Your child has been diagnosed with Celiac disease. Now what?
For people without food allergies or experience living with someone who does, what to do after this diagnosis may be foreign. If you follow these steps and precautions, you will be well on your way to transitioning both your child and your household to “gluten-free mode”!
First, you must rearrange your kitchen to create a separate area where all gluten-free foods are stored to avoid any potential cross contamination. In my kitchen, we designated some cabinets for gluten-free foods only, and other cabinets for foods containing gluten only.
Some people choose to make their kitchen a completely gluten-free space, but unless the majority of your family has Celiac, this is not necessary. If you eat a regular sandwich across the kitchen table from your child who is eating a gluten-free one, there won’t be any problems unless the sandwiches were to make contact with each other. Some people also buy all new utensils that are dedicated gluten-free to eliminate the risk of traces of gluten being present on old utensils. However, if utensils such as spoons, forks, and knives are washed thoroughly in a dishwasher, that should not be a problem. But, you must buy certain separate appliances (such as a toaster), otherwise there will be cross-contamination. For items in your kitchen that cannot go in the dishwasher, it is necessary to have two sets, one for gluten-free foods and one for gluten containing foods. For example, you should have two pasta strainers if you are going to be cooking gluten-free and regular pasta.
When preparing food in the kitchen, be sure that any gluten-free food being prepared has NO contact with foods containing gluten. If this occurs, either cut off the part of the food contaminated by gluten, or throw the food out. To avoid this from happening, try to prepare gluten free food in a separate area from all other food. For example, you could have a “gluten-free corner” where only gluten-free food is prepared.

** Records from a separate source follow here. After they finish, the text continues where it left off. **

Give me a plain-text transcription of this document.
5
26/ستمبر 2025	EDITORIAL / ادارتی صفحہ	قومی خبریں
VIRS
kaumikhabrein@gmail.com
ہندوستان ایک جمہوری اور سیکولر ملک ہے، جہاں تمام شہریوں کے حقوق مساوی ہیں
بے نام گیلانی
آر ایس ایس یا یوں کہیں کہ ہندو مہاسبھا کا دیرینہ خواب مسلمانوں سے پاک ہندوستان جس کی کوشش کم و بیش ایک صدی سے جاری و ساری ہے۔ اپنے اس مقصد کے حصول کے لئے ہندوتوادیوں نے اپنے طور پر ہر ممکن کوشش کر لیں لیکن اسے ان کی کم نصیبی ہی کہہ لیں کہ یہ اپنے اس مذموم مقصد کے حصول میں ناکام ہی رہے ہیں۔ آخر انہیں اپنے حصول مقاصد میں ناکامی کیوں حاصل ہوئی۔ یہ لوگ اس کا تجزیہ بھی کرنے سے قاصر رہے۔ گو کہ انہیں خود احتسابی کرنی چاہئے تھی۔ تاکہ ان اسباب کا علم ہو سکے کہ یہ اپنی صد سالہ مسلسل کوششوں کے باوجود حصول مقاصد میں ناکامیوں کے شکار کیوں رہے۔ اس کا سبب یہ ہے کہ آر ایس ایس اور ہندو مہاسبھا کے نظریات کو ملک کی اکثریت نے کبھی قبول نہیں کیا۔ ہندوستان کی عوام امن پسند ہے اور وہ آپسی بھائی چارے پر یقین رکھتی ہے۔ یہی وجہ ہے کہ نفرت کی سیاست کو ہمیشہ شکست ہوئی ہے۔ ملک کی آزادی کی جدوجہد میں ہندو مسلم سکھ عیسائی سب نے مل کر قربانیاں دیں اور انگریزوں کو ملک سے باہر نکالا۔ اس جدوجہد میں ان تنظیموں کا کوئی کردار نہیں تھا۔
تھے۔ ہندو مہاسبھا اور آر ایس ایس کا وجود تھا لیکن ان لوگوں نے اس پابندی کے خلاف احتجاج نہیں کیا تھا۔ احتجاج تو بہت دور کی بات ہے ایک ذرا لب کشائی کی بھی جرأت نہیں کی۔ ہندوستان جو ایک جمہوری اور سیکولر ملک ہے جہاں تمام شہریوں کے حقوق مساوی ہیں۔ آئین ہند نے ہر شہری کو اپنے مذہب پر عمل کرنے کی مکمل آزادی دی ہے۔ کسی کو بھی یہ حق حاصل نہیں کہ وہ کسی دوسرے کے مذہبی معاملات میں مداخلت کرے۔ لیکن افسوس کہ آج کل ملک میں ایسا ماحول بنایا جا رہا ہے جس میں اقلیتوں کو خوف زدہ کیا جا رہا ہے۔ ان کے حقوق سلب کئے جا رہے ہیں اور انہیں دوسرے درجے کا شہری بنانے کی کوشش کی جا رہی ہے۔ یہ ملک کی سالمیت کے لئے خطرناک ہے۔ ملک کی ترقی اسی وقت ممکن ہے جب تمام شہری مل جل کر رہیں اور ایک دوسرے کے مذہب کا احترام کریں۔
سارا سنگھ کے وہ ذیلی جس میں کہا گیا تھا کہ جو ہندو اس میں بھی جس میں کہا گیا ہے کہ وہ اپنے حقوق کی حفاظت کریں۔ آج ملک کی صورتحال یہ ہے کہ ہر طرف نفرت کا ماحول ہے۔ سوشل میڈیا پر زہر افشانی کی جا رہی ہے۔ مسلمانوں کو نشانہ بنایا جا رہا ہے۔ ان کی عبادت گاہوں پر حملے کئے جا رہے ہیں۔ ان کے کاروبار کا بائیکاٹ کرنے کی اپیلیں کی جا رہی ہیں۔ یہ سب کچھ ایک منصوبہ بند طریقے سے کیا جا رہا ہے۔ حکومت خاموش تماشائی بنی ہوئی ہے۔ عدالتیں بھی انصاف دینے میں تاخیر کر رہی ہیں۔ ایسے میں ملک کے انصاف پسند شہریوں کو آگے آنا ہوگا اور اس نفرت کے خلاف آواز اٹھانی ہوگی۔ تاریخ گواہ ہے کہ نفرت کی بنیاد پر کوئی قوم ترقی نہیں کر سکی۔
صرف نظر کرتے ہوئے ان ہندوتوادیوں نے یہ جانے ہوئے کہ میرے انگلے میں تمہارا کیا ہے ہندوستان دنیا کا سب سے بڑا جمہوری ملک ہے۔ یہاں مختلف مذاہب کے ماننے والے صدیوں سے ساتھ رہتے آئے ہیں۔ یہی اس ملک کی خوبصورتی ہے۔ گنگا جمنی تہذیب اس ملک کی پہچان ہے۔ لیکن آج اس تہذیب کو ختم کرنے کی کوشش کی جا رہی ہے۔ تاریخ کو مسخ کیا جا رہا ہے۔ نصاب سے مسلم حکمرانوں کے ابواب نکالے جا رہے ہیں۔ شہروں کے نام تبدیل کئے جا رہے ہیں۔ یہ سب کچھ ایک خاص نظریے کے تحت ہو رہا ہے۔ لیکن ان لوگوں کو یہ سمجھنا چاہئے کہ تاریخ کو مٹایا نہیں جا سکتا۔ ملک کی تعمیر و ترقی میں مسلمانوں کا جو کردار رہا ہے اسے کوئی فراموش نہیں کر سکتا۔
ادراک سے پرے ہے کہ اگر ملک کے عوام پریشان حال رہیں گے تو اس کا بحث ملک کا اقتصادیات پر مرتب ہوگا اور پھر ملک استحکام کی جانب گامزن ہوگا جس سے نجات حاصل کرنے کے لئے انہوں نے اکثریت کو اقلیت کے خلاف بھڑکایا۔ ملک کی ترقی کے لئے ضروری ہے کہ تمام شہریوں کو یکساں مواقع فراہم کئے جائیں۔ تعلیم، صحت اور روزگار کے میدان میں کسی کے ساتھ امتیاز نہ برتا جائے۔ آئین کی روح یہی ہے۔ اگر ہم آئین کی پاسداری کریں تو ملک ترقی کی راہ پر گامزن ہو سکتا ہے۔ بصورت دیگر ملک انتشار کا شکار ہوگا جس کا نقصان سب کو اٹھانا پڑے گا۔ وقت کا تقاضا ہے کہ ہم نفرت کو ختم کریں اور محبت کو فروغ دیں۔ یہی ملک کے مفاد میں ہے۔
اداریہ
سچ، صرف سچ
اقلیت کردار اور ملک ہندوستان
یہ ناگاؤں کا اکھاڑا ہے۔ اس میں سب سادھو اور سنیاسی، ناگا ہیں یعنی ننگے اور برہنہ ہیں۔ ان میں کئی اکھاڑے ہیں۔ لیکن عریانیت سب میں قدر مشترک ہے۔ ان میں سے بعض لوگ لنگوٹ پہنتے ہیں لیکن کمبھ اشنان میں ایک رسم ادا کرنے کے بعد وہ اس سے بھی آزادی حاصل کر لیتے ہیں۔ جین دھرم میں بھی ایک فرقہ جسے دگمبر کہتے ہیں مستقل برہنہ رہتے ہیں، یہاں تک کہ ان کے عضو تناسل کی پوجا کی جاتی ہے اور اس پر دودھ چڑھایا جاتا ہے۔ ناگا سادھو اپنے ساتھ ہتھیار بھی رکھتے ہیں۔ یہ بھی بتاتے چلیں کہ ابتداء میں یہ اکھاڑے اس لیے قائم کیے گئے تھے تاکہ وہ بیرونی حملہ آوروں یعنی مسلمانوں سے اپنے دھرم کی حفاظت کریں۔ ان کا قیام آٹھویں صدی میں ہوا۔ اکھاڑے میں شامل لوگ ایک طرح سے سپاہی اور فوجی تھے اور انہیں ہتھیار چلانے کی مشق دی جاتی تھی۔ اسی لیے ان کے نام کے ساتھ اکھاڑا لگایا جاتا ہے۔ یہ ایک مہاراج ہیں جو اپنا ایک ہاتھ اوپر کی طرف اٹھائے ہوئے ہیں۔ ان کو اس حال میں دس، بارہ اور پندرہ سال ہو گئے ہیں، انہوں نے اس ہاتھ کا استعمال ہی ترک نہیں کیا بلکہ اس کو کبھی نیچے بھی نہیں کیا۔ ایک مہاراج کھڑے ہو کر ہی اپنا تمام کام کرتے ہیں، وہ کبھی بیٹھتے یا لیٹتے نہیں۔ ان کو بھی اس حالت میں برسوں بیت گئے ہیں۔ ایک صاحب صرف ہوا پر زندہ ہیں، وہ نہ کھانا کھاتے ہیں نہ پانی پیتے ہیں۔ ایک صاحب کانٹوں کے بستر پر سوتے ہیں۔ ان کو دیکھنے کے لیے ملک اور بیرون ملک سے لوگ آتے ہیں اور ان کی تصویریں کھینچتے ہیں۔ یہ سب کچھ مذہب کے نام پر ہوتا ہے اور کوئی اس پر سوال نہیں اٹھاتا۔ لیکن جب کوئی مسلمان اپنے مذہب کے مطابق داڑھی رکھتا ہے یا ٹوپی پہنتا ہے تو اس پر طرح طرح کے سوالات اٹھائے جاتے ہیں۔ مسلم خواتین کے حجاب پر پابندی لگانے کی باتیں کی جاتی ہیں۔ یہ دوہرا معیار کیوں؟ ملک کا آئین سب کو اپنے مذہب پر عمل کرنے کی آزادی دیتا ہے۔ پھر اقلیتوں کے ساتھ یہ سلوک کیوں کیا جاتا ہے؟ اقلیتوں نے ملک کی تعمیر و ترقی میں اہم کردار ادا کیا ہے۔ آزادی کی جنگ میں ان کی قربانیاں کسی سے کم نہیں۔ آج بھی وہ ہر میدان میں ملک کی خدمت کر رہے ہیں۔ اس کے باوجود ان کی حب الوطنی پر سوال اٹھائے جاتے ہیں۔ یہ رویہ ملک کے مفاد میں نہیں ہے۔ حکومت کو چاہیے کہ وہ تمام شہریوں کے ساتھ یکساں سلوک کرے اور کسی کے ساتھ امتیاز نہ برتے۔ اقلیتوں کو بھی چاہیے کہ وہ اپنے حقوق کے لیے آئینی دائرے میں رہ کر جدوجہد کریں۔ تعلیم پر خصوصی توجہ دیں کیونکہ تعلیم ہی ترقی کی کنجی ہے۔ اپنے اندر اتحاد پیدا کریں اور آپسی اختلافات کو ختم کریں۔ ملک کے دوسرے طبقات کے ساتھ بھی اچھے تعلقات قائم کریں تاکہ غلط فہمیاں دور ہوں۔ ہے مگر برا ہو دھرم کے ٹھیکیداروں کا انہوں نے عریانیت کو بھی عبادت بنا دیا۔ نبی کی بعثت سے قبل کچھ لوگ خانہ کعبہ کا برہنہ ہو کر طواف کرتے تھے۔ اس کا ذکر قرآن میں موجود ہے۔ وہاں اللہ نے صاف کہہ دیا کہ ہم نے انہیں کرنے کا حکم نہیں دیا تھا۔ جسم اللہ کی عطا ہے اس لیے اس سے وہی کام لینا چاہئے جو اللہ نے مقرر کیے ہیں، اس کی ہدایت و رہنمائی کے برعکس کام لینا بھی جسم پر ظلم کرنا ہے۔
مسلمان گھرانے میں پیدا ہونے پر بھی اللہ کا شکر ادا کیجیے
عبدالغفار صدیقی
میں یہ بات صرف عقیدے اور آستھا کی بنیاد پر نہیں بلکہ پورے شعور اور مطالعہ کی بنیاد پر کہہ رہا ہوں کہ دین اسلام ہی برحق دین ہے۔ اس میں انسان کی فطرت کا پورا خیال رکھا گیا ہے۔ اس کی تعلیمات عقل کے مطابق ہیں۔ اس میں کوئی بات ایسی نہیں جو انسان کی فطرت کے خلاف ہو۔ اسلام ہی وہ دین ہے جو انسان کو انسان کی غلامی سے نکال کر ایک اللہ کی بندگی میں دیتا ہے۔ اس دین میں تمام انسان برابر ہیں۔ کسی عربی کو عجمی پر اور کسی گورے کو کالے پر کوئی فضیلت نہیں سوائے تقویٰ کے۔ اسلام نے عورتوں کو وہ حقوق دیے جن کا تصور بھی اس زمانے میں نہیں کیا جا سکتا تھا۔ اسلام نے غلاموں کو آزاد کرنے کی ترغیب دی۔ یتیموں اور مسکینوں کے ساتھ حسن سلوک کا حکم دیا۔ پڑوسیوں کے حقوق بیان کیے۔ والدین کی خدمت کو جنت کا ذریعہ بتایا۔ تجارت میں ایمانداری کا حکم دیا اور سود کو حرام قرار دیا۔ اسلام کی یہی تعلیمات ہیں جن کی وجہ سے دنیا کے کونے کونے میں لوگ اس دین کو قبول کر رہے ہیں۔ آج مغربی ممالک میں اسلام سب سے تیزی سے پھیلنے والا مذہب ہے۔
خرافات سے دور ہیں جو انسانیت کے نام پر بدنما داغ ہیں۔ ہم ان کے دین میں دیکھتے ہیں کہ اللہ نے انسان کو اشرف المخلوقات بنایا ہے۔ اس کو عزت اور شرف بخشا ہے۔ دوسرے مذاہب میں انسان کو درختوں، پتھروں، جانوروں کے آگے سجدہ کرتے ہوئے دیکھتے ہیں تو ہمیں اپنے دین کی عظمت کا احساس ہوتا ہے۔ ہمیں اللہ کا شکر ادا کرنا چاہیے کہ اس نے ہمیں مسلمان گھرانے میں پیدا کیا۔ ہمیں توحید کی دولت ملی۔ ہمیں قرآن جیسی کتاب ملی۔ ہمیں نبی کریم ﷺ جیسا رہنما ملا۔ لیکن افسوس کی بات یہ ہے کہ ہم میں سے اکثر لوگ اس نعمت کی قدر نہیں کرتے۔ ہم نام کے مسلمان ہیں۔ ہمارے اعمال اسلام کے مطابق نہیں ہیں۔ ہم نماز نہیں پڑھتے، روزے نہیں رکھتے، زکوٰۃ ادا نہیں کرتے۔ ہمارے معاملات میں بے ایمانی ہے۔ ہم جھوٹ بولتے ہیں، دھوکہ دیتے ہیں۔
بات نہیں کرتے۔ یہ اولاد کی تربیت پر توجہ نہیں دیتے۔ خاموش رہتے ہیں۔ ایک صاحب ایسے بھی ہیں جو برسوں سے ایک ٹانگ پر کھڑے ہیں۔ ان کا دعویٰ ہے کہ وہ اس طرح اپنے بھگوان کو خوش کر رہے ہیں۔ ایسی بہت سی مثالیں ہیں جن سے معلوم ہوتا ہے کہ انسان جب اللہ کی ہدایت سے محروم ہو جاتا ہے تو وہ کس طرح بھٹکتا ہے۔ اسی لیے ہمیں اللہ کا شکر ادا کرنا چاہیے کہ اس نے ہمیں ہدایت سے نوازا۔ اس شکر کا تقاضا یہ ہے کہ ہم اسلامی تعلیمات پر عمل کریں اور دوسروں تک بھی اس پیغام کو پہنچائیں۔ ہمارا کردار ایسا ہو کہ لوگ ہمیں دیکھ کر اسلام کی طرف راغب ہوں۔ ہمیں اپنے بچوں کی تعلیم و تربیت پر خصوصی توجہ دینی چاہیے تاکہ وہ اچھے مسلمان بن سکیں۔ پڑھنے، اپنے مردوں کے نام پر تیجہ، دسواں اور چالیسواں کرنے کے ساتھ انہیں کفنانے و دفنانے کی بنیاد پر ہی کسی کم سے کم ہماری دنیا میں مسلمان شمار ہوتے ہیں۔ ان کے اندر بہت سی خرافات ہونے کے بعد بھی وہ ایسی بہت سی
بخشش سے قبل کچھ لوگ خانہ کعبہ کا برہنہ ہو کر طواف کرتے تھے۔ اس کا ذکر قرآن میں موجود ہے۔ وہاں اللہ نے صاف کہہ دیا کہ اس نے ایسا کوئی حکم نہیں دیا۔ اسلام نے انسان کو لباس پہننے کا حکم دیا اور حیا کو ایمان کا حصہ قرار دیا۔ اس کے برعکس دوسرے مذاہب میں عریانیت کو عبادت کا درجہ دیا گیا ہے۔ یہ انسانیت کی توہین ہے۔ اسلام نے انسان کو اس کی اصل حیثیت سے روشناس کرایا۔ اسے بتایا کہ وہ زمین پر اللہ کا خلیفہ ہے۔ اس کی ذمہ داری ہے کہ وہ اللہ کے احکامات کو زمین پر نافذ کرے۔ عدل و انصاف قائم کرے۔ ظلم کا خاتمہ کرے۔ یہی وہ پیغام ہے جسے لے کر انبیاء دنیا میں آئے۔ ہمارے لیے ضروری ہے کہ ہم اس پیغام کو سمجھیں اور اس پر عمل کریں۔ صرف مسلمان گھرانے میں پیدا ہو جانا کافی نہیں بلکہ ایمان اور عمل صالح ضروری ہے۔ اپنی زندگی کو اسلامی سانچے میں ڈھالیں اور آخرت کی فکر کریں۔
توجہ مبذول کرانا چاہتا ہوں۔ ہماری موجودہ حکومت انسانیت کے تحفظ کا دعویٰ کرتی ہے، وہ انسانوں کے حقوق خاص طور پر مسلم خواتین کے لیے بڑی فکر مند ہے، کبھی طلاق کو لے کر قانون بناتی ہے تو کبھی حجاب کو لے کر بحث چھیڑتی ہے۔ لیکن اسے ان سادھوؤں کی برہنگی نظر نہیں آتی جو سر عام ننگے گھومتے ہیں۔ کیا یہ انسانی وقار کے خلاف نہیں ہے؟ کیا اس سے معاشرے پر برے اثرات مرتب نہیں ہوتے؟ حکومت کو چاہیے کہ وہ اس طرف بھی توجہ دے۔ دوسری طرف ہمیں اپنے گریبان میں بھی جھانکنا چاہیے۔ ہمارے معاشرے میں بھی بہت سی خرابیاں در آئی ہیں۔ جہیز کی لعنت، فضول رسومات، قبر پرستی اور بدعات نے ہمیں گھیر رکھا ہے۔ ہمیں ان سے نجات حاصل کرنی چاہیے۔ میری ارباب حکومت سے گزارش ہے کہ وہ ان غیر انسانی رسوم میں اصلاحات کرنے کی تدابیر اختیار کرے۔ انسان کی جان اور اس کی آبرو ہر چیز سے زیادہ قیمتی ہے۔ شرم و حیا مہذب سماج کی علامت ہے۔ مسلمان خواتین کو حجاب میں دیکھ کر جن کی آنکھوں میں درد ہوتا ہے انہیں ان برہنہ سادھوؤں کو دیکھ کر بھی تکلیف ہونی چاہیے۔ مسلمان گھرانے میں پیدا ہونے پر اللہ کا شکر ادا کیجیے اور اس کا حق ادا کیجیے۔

One of the most difficult parts of transitioning to a gluten-free lifestyle is actually figuring out what foods are and aren’t gluten-free. Gluten is present in wheat, rye, malt, barley, and some oats. All fruits and vegetables are naturally gluten-free, so unless they are modified somehow to contain gluten, they are all safe to eat. Since oats can be contaminated, it is important to only buy certified gluten-free oats. You should consult with a nutritionist or other expert before eating gluten-free oatmeal as some people with Celiac can't tolerate this.
Obviously, any food consisting of bread/flour—pizza, buns/rolls, pasta, cakes, etc.-- is not gluten-free, but gluten-free alternatives do exist for the vast majority of these foods! Do not assume that a food is gluten-free unless it explicitly says so on the packaging. Products can not be labeled gluten-free in the USA unless it meets FDA regulations and has less than 20 parts per million of gluten. When you are unsure about whether or not a food is gluten-free, the saying “better safe than sorry” applies perfectly, and you should always investigate said food before having your child eat something that could potentially harm them. Look online, call the company that made it, and/or ask an expert for help so you can be sure that what your child puts in their body is gluten-free.
Some foods may appear to be gluten-free but actually contain gluten, such as your child’s favorite cereal (note: just because a food doesn’t contain wheat does not automatically mean that it is gluten-free!). However, the number of gluten-free foods that do exist might surprise you (and there are many common snacks, like chips, that you probably never noticed were gluten-free). In addition, you can always look for new gluten-free foods in your local supermarket, since the number of gluten-free foods on the market increases every year.
What is written on this page may not be everything that you need to do in your home to ensure that it is a safe gluten-free friendly environment.